You keep posting a 2 year old msft blog post which is out of date. The benchmark project page they link to points to this for the most recent results: https://www.nexthink.com/blog/comparing-grpc-performance/

Note that akka is currently second for single core, and fastest with multicore. .Net has a nice result, but lets use up to date results. Especially when it still fits your argument that JIT can compete in benchmarks with suitable warmup, etc..


Maybe because I wasn't aware of other ones?

Still it confirms the point that Go isn't up to the competition, which was my point, not that .NET is the super dupper best thing in the world.


Your article shows that Java, Scala, and .NET are all faster than significantly faster than Go in latency and throughput, and can beat C++ as well.

This only affirms our point that JIT can keep up with, or beat, AOT already.

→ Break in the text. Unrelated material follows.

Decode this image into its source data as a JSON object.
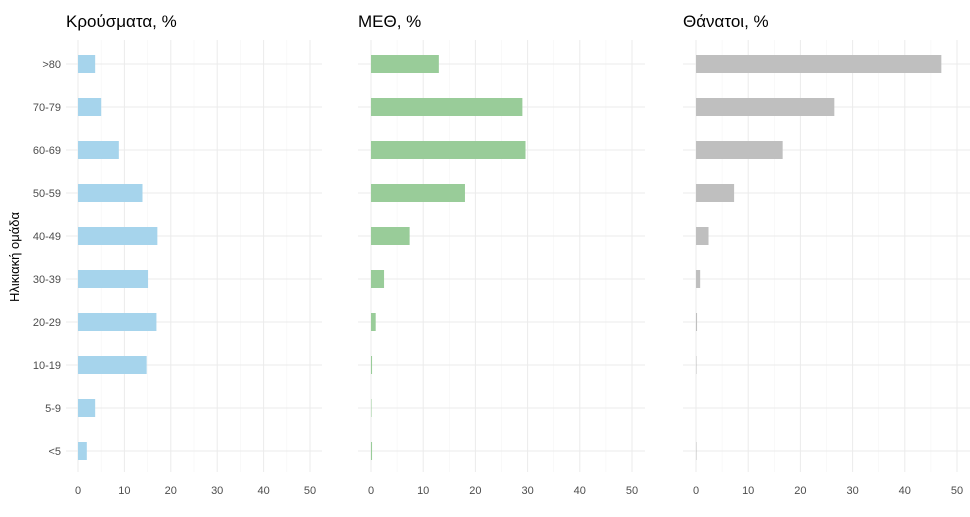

It can, after a warm-up period and by using 10x the memory and likely non-idiomatic code. Sometimes one can live with that, sometimes not.


Look at benchmark game’s java programs - it is very idiomatic compared to most other contenders yet it is exceedingly fast


Only when the users are clueless to configure JIT caches.

As for non idiomatic code, that is even worse for Go code, as it lacks many of the performance tuning knobs.


I literally said this in my comment.